Sylvie Cognard,
Médecin généraliste
On trouve des mises en cause judiciaires de médecins à partir du XVIIe siècle en France. C’est à partir de cette époque que la relation médecin-malade a été définie juridiquement et que les règles de la responsabilité médicale se sont construites.
Dans les archives judiciaires des XVIIe et XVIIIe siècles, on identifie des mises en cause de la responsabilité médicale ; elles visaient surtout les chirurgiens pour des opérations courantes où il était aisé d’apprécier le caractère fautif par négligence, imprudence ou ignorance. Les médecins restaient protégés par la nature ésotérique et doctrinale de leur savoir.
En 1804, des règles sont instaurées en matière de responsabilité par le Code civil. Ces règles reposent sur un principe permettant à toute personne s’estimant lésée de demander réparation à celui qui lui a causé un préjudice.
Le Code pénal de 1810 comportait des articles sanctionnant « quiconque par maladresse, imprudence, inattention, négligence ou inobservation des règlements, aura commis involontairement un homicide ou en aura été involontairement la cause. » Un débat doctrinal s’est ouvert à cette époque entre les auteurs soutenant que la généralité du Code civil devait s’appliquer aux docteurs en médecine et les auteurs estimant que les médecins ne relevaient que de leur conscience.
Une saignée réalisée par un médecin, en octobre 1832, se solda par l’amputation d’un bras de son patient. Le tribunal condamna le praticien à indemniser sa victime, « attendu que si la justice doit protéger les professions libérales contre le caprice [...] ou même contre les plaintes légitimes, mais légères, cette protection toutefois ne peut s’étendre aux abus graves, aux fautes dans lesquelles il n’est permis à personne de tomber ». L’affaire alla jusqu’en Cour de Cassation, laquelle confirma le premier jugement, le médecin devant répondre devant la justice comme tout citoyen. On retrouve ces considérations traduites dans un manuel de médecine légale en 1874.
Quelques condamnations plus tard, un médecin légiste constatait avec lucidité : « Plus la médecine deviendra scientifique, plus les règles de l’art seront précises et nombreuses, plus les procès en responsabilité augmenteront [...] »
De 1830 à 1930, la relation médecin-malade a été considérée, du point de vue de la responsabilité, comme une relation fortuite non juridiquement organisée.
En 1936, il est établi que la responsabilité du médecin pouvait être recherchée jusqu’à trente ans après l’accident.
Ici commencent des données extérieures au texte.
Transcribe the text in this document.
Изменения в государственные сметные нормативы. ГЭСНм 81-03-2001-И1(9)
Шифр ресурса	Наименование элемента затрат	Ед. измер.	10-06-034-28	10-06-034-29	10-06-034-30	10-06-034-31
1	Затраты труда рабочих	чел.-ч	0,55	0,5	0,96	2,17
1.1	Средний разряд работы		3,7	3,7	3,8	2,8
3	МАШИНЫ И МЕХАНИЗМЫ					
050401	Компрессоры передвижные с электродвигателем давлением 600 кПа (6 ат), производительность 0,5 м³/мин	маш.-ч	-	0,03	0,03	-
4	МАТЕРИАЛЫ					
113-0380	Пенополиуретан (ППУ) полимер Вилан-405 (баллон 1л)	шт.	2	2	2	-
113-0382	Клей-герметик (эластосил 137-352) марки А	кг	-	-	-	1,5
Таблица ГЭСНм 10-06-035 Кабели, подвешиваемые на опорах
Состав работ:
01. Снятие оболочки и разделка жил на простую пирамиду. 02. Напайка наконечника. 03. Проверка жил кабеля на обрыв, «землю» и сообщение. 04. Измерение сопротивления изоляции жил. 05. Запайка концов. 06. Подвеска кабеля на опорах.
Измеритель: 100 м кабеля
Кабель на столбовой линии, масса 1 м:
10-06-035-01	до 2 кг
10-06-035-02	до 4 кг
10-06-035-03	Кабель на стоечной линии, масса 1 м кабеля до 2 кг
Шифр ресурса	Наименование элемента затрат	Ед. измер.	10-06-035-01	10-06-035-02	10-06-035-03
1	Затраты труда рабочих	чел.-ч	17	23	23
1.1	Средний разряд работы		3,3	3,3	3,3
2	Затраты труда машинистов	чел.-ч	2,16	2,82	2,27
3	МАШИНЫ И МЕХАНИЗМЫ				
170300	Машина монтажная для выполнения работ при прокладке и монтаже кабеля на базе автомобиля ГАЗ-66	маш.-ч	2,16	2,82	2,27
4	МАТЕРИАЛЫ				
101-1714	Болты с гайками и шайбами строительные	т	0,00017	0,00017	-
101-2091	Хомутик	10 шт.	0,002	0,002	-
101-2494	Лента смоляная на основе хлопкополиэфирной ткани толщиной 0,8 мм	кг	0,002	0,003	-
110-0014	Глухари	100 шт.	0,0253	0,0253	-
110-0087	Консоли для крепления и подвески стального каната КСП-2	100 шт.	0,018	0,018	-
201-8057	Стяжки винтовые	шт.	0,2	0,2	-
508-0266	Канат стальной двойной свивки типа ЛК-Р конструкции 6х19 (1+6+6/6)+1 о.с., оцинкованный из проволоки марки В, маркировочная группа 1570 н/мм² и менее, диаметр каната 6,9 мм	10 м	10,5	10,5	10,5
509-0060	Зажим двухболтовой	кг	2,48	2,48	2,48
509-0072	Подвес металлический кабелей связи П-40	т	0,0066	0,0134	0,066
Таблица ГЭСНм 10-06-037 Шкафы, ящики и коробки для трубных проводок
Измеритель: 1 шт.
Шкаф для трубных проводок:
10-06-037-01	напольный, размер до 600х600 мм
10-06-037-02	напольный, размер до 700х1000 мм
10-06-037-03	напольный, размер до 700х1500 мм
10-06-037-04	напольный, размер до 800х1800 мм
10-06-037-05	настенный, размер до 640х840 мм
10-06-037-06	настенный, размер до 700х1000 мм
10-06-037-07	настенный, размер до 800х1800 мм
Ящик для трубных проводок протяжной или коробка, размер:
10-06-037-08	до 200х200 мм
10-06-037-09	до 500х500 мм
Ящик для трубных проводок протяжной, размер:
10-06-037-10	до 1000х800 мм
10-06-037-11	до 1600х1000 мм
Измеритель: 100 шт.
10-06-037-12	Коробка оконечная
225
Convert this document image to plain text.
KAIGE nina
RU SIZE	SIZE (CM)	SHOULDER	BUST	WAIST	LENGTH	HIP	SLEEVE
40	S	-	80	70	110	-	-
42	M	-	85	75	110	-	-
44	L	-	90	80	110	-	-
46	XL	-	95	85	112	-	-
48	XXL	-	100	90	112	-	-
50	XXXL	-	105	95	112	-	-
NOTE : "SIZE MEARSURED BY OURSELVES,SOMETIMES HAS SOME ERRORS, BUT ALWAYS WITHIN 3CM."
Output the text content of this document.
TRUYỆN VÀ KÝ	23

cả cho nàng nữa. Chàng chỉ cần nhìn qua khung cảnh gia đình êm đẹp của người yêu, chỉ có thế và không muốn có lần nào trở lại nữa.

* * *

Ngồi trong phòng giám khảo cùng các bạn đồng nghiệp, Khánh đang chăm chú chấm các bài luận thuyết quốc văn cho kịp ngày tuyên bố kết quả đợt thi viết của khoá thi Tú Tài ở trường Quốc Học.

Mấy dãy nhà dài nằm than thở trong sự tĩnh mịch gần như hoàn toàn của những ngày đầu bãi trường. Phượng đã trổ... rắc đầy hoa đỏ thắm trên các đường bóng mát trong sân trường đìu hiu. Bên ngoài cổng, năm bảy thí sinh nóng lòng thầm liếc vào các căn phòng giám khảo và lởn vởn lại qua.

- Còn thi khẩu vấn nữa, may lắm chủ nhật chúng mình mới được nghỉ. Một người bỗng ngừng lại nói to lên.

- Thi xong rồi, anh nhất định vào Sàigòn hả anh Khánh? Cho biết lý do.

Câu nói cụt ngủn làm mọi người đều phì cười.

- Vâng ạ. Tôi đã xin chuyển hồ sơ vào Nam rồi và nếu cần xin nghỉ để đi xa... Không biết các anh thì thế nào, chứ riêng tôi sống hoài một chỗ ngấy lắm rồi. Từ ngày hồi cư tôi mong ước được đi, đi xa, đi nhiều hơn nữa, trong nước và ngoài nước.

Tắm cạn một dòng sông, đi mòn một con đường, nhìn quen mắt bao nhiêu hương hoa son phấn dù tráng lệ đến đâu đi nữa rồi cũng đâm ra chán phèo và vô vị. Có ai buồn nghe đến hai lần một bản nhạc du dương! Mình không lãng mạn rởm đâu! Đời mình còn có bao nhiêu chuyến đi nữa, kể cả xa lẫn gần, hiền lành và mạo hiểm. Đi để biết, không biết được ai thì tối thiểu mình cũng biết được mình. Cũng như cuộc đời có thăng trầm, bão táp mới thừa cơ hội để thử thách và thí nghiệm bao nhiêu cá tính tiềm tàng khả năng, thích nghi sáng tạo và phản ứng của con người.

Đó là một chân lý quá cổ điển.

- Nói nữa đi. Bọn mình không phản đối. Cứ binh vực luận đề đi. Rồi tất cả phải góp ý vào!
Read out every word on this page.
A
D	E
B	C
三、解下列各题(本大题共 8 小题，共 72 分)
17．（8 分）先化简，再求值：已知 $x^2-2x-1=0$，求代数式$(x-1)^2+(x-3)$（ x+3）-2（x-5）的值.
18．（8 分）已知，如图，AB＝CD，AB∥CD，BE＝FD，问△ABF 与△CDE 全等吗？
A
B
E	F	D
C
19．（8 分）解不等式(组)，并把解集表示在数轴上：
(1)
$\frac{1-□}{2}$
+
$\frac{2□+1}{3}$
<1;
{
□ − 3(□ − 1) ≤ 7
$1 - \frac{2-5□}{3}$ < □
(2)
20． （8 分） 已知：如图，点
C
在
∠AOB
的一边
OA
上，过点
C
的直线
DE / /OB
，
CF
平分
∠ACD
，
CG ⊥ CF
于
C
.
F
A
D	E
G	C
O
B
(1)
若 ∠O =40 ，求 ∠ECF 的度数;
Cependant, il incombait au patient demandant réparation de prouver la faute du médecin et elle se heurtait bien souvent à de nombreux obstacles... Conscients de ce déséquilibre en défaveur des victimes, les magistrats ont donné peu à peu à la faute une signification très large s’étendant jusqu’à la simple erreur.
L’arrêt Petit de 1965 accorde une indemnisation partielle au titre de la « perte de chance » alors que la relation de causalité entre la faute et le dommage était incertaine.
En 1997, la Cour de Cassation a rappelé l’article 315 du Code civil : « Celui qui est légalement ou contractuellement tenu d’une obligation particulière d’information doit rapporter la preuve de l’exécution de cette obligation » pour confirmer que le médecin est tenu d’informer son patient des risques inhérents à une intervention.
Au cours des années 1990, la Cour de Cassation a admis, à côté de l’obligation de moyen, une obligation de résultat, dans le cadre particulier des infections nosocomiales. Un arrêt de février 2001 valide le fait que « le devoir d’asepsie est une obligation fondamentale des médecins [...] ».
Ainsi, en un peu plus de deux siècles, le médecin est passé d’une impunité presque totale à des possibilités de mise en cause largement développées par la jurisprudence civile.
La loi du 4 mars 2002 a intégré dans le Code de la santé publique ces différentes évolutions jurisprudentielles sous forme de « droits des malades » : droit à l’information, à l’accès direct au dossier médical, droit de représentation, au respect de la vie privée, etc.
Référence : « Judiciarisation de la médecine : réalité ou idée reçue ? » Prescrire, juillet 2010, Tome 30 N° 321.